Я поняла, что это сыщик привык начинать беседы с подозреваемыми издалека, с нейтральных тем. Он надеется заговорить меня, а затем ошарашить хитрым вопросом, поймать в ловушку. Но я дала ему понять, что меня так легко не проведёшь. В его взгляде мелькнуло что-то вроде уважения.
– Для начала представлюсь, – кивнул он, – я инспектор полиции. Расследую обстоятельства пожара в гимназии, где вы учились. Может быть, вам приходилось слышать моё имя – Флориан Дитрих?
Теперь я отчётливо вспомнила это лицо с глазами, обведёнными тёмными кругами и запавшими щеками. Усмехнувшись, я начала быстро перечислять:
– Флориан Эрнст Дитрих, самый известный тирольский сыщик. Издал серию психологических статей о поведении преступников. Расследовал полсотни загадочных преступлений в Тироле и по всей Австрии.
Моя блестящая речь возымела нужное действие. Дитрих сначала ошарашено молчал, а потом улыбнулся и всплеснул руками:
– Потрясающе! – воскликнул он. – Думаю, даже моё начальство не ответило бы подробнее. Вы большая умница, фройляйн Анна! Такой богатый кругозор… Вы с лёгкостью могли бы стать лучшей ученицей гимназии.
Вот опять! Он пытался притупить моё восприятие лестью, чтобы неожиданно подбросить коварный вопрос.
«Я не дам себя поймать!» – мысленно крикнула я, чувствуя, что руки предательски дрожат от нервного возбуждения.
– Не хотите ли кофе, инспектор? – вмешалась мама.
– Не откажусь, – кивнул гость, – мне бы хотелось задать вашей дочери несколько вопросов, и я не буду больше обременять вас своим присутствием. Мы обязаны блюсти регламент и от этого никуда не денешься.

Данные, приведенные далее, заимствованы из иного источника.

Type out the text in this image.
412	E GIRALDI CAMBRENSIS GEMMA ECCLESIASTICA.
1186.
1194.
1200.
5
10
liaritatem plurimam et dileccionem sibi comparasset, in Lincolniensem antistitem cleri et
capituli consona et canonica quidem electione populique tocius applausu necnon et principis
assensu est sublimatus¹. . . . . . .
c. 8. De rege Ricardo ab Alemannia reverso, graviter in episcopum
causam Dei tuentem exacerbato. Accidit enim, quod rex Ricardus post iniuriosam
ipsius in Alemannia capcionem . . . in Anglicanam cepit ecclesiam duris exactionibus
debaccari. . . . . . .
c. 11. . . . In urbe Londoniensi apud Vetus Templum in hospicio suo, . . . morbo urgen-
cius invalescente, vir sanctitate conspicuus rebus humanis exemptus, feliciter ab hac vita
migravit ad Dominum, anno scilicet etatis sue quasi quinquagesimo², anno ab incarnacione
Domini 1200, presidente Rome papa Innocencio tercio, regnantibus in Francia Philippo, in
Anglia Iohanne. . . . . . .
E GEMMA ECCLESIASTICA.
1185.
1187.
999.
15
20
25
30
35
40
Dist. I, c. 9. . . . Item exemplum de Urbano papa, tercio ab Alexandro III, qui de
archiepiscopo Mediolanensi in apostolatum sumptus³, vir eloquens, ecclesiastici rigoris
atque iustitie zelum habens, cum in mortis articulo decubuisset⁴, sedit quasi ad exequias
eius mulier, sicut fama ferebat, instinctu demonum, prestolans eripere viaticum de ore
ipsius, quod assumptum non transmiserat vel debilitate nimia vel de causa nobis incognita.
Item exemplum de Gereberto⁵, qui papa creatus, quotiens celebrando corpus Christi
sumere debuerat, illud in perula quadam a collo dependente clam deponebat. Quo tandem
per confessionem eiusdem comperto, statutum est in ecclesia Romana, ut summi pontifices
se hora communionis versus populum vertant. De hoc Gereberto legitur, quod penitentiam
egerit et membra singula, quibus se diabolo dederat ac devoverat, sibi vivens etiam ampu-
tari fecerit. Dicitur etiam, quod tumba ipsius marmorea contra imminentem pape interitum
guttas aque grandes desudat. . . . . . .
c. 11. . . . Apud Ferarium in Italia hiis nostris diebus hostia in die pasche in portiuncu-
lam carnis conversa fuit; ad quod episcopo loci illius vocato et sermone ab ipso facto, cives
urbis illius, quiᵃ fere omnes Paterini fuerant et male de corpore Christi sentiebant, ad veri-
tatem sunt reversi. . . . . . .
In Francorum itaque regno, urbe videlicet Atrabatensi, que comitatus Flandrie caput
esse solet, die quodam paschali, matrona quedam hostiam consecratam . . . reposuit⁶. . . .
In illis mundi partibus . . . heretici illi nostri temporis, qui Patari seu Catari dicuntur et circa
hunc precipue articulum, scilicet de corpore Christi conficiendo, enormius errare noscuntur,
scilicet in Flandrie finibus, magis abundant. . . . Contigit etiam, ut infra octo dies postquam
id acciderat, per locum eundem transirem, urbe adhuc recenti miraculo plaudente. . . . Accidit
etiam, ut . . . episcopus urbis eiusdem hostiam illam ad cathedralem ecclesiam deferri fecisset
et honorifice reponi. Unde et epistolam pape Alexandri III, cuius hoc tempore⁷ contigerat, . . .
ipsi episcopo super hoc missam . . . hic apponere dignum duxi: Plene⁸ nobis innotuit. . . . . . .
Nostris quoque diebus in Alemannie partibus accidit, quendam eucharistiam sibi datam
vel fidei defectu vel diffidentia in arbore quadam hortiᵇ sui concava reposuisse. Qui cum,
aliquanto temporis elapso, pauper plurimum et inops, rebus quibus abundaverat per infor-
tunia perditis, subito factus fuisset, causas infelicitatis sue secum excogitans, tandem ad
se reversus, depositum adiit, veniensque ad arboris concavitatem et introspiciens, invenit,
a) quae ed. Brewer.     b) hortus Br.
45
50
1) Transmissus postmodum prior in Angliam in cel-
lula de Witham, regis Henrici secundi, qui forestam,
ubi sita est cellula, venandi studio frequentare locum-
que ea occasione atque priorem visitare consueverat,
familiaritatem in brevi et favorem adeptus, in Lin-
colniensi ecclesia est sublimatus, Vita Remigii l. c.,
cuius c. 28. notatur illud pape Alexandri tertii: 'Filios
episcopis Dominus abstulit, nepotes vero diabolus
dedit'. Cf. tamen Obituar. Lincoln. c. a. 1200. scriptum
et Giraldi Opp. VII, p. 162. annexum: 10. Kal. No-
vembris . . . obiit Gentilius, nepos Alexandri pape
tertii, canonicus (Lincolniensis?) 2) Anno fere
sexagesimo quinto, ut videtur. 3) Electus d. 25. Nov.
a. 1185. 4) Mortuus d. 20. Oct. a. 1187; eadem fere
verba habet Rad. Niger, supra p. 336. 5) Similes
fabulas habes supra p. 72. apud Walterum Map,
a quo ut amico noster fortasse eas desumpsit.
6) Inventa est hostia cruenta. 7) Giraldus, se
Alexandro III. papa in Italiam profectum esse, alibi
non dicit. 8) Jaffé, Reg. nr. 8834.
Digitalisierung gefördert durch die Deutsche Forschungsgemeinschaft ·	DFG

– Я понимаю, – вмешалась я, но инспектор будто не замечал моего присутствия и, забыв, кого он пришёл допрашивать, заговаривал с мамой:
– Это немыслимо, как вспомню этот звонок, мурашки по коже. Кляйн вообще потом весь день молчал, ну куда ему, мал и глуп ещё для таких страстей. Да даже у меня до сих пор в ушах звенит. Да вы, фрау, не беспокойтесь – время терпит… Подождём, пока кофе сварится, а?
– Господин инспектор! – я уже с трудом подавляла раздражение. – Вы, кажется, меня хотели допросить?
– А? – инспектор моментально повернул ко мне голову и ещё раз оглядел меня своими тёмными глазами с ног до головы, – ну время терпит, я самое основное спросить успею всегда. Вы не забудьте, потом я должен буду уже под карандаш взять с вас показания, возможно, у меня появятся новые вопросы к вам… Так, о чём мы говорили? Ах, да – вчера вы не заметили ничего странного? Часа так в два?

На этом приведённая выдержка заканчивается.